Treasury pick concealed $95 million Cayman stash
President-elect Donald Trump’s cabinet nominees have come under harsh criticism during the vetting process. Steven T. Mnuchin, President-elect Trump’s pick to be Treasury secretary was no exception. The New York Times reported Mnuchin, a former Goldman Sachs banker, failed to initially reveal nearly $100 million of his assets on Senate Finance Committee disclosure documents, as well as his role as a director of an investment fund in the Cayman Islands, long considered a tax haven. In a revised questionnaire, Mnuchin disclosed $95 million in real estate holdings and his position as the director of the Cayman Islands-based investment fund. He said the omissions were not intentional and characterized the government forms as “quite complicated.”
Highly taxed companies betting on a rate cut
Bloomberg reports many highly taxed companies have soared to new market highs on the expectation that President-Elect Donald Trump will cut tax rates. Companies, including CME Group Inc. and Gap Inc., have returned almost double the Standard & Poor’s 500 Index since the election and added $79 billion in value, according to a 49-stock basket maintained by Goldman Sachs Group Inc., Bloomberg’s data shows. Those are high stakes for the equity market as Donald Trump takes office. The stocks could suffer if the new president doesn’t deliver on his proposal to lower the corporate tax rate from 35 to 15 percent.
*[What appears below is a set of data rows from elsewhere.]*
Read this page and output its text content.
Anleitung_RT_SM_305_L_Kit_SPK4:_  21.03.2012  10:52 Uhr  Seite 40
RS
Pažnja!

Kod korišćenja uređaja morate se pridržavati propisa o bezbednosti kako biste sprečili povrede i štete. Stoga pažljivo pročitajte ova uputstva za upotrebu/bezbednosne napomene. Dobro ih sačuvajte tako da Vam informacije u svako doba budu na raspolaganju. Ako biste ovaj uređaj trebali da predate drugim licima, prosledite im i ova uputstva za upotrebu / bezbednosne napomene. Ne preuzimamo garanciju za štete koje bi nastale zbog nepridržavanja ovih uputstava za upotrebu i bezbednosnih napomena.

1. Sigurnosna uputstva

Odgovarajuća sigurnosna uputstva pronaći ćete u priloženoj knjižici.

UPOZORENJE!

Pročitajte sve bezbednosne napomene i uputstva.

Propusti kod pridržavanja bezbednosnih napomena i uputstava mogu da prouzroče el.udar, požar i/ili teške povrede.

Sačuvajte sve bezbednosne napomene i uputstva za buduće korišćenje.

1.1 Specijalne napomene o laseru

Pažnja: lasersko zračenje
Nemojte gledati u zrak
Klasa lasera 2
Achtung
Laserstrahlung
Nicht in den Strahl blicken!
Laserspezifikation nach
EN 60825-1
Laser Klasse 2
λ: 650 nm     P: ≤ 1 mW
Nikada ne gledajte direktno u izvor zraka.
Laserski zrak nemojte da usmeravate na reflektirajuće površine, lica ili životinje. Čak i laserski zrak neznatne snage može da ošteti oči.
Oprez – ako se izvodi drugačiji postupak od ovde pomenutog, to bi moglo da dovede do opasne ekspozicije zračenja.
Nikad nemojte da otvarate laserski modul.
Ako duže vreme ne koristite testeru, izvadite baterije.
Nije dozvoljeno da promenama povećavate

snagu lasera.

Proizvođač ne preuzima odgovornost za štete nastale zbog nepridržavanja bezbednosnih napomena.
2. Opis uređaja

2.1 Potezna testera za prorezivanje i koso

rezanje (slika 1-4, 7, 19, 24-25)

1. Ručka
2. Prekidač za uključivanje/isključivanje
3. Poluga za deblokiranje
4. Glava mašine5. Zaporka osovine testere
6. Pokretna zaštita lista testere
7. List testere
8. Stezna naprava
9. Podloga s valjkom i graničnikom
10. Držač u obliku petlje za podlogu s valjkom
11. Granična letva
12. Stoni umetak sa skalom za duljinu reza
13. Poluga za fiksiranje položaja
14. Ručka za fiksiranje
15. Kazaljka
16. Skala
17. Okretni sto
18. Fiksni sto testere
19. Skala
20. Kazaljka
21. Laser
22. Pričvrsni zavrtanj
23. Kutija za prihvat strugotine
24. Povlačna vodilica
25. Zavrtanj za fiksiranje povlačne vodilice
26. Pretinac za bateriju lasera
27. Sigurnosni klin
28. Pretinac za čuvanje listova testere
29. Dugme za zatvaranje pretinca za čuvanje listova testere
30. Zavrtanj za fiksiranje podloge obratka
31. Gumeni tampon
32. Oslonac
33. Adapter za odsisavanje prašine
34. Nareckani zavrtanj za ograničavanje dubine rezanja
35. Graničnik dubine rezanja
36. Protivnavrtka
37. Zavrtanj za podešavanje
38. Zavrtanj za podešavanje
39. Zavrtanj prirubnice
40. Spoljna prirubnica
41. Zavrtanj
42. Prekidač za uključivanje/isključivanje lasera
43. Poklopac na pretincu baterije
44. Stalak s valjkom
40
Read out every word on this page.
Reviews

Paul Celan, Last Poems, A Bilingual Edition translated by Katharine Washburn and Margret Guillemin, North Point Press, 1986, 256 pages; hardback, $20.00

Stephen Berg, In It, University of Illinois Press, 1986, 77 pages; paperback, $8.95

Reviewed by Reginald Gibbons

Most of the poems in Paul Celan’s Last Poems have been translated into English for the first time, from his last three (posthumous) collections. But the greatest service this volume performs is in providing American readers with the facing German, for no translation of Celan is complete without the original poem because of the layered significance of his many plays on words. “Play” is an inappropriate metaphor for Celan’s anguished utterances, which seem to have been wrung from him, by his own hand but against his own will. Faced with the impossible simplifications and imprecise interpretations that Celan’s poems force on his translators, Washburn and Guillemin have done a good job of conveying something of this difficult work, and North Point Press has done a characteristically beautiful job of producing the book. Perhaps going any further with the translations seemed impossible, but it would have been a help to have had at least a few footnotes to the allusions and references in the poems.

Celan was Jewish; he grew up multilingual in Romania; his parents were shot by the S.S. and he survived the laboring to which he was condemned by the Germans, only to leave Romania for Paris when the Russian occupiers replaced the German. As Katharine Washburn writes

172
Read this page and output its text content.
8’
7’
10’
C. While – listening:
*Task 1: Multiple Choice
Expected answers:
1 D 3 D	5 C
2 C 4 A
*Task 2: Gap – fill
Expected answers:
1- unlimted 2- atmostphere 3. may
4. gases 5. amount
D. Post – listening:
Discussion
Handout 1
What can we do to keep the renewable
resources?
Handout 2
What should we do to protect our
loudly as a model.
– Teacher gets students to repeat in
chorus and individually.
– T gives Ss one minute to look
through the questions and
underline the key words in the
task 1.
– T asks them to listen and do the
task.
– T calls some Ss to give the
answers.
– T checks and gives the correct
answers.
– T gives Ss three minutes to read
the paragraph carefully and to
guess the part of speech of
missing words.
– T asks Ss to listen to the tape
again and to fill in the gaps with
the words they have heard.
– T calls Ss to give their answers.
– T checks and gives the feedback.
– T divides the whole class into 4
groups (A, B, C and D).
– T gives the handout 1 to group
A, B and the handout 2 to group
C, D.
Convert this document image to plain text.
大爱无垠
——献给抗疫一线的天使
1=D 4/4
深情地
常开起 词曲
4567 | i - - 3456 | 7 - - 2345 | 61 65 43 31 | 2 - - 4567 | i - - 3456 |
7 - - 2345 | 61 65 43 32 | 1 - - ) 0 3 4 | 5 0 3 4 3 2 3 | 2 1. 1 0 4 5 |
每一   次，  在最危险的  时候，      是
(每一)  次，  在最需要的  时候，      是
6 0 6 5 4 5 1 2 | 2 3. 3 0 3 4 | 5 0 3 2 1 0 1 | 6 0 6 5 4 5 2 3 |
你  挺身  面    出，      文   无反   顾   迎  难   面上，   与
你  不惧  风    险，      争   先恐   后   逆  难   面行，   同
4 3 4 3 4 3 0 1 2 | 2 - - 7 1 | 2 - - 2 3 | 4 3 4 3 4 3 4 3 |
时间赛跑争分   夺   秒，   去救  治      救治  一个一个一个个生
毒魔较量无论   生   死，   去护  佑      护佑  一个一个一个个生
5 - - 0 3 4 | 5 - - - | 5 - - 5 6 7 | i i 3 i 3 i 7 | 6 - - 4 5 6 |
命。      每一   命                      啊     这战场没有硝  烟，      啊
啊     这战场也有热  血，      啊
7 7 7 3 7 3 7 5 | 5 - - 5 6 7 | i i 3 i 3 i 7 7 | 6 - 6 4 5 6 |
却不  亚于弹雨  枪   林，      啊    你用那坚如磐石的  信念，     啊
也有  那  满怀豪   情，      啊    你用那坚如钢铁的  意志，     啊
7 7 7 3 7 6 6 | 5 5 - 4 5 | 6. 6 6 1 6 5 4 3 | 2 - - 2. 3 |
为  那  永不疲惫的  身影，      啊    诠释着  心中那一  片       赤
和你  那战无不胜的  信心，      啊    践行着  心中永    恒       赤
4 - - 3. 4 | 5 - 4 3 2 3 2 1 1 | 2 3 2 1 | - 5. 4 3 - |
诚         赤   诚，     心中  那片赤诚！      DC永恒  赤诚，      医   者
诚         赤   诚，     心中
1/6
CSX shares soar as new exec takes the helm
Shares of CSX Corp., the biggest railroad in the eastern U.S., soared after news that Canadian Pacific Railway Ltd. CEO Hunter Harrison will team with an activist investor to restructure the company. The Financial Times reported Harrison has a reputation for efficiency. Harrison was working on an agreement to partner with Mantle Ridge, a New York-based hedge fund run by a former associate of activist investor Bill Ackman, to change CSX management structure, according to The Wall Street Journal. The freight railroad industry has been hurt by the decline in the coal industry as power plants turn to natural gas.
Lack of consensus at Davos
Every year, some of the world’s biggest market-movers gather in Davos, Switzerland at the World Economic Forum. This year, there were more questions than answers. Investors struggled to understand the rise of populist groups that are upending the long-standing consensus that free-trade, open markets and globalization benefit nations as a whole, reported The New York Times. While the U.S. has long advocated for free trade and open markets, this year Chinese President Xi Jinping championed those causes, providing a juxtaposition to President-elect Donald Trump, who has called for renegotiating long-standing trade agreements, including NAFTA.